E se respondermos que não, que não está?…

Não me refiro ao já tradicional cumprimento social inicial que começa com “Tudo bem?” ou, na versão menos preguiçosa, “Está tudo bem?”. “Como vai isso?” ou “Passou bem?” são outras variantes mais portuguesas. A todas, suponho, não se espera que ninguém responda com pormenores. Não está tudo bem, porque… uma resposta pormenorizada de um desgraçado deve ser um susto para quem pergunta.


Será esta a lógica dos restaurantes? Hoje em dia tornou-se um hábito, que é transversal a todo o tipo de restaurantes, o empregado que está de serviço à mesa (e, às vezes, outro qualquer também) vir fazer a mesma pergunta. E será que espera uma resposta que revele, por exemplo, que o peixe sabe a podre, que a carne está mal cozinhada, que o acompanhamento seco está empapado, que tem tudo sal a mais? Suponho que não. E talvez nem saiba o que deve fazer numa circunstância dessas.

Não me recordo, felizmente, e nos tempos mais recentes, de me ter encontrado numa situação em que a resposta que de imediato se impunha ao “Está tudo bem?” fosse uma descrição dos males do restaurante e do que foi servido.

Já desisti de um ou outro restaurante mas não por um prato intragável, experiência a que felizmente, tenho sido poupado. A apreciação faço-a no fim da refeição, sem prejuízo de, não gostando de qualquer coisa, me pronunciar de imediato. E não volto. Também já há muito tempo que não peço o livro de reclamações num restaurante. Teria de haver uma sucessão de desastres e uma incorrecção absoluta do serviço prestado para o pedir.

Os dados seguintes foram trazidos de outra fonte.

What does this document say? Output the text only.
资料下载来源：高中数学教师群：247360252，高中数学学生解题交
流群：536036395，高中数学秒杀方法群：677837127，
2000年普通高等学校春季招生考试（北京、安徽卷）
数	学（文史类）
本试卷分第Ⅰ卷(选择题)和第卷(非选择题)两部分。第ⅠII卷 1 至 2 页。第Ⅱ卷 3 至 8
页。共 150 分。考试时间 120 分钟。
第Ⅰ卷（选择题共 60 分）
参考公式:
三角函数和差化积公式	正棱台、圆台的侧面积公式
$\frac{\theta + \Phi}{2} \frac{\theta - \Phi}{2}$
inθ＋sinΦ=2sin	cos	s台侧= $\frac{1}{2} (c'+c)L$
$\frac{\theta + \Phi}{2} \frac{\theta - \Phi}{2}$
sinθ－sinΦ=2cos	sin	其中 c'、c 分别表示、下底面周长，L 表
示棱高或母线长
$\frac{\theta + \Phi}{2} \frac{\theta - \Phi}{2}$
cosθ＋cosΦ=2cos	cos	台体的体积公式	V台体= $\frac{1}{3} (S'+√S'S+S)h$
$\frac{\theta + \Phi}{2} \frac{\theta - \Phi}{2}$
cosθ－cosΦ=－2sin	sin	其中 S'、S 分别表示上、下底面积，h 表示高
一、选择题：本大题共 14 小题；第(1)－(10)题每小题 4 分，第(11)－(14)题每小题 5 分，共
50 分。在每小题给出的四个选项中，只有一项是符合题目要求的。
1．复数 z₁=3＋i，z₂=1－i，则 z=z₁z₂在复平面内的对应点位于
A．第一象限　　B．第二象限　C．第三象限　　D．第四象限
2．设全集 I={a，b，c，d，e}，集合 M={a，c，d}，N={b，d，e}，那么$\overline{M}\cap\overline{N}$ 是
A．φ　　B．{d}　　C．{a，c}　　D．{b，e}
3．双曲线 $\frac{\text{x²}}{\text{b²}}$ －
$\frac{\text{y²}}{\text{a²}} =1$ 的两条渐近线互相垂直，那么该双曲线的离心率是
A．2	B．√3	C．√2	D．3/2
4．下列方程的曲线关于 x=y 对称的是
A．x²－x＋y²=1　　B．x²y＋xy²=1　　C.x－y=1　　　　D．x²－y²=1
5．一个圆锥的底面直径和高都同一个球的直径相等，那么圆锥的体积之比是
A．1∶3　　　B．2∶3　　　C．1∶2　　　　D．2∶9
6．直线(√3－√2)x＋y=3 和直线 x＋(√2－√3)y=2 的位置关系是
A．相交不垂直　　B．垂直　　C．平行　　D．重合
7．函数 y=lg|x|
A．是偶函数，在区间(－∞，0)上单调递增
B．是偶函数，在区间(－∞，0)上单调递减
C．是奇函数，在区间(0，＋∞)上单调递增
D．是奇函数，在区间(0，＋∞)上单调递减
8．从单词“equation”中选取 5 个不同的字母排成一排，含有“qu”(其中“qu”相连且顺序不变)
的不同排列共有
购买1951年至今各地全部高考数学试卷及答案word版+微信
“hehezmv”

O “Está tudo bem?” parece ter-se transformado num ritual mecanizado. Não interessa se a abordagem do empregado interrompe uma conversa mais tranquila ou mais íntima dos clientes ou se estes estão concentrados na comida e na companhia. O empregado aproxima-se, sem nada nas mãos (portanto, não nos vem servir), quase fica à espera que possamos dar pela sua presença e depois dispara o “Está tudo bem?”.

Numa situação destas, a tendência será para dizer que sim e, desse modo, deixá-lo ir à sua vida e continuarmos nós com a nossa. Portanto: “Tudo bem”.

Mas também se percebe que, num caso ou noutro e quando já existe alguma familiaridade, o empregado venha mesmo perguntar por interesse. Poderemos poupar-lhe uma descrição elogiosa “gourmet”, mas se a refeição está  mesmo a correr bem, será honesto responder-lhe que sim. E se não for o caso, a sinceridade é sempre a melhor resposta.

Será que o “Está tudo bem?” faz parte do que se ensina nos cursos de hotelaria? Onde, como tantas vezes acontece, se dá mais prioridade ao que é assessório do ao que é essencial?

Num dos casos do “Está tudo bem?”, num restaurante que muito prezo e onde aparecem em estágio estudantes, ou finalistas, do sector, a mesma pessoa que fez a pergunta acabou por fazer também uma coisa que domesticamente se fará mas que não se faz nos restaurantes: conseguiu acumular os pratos nas duas mãos e ir varrendo para um deles os restos dos pratos que levantava da mesa, a cerca de meio metro da cara da cliente.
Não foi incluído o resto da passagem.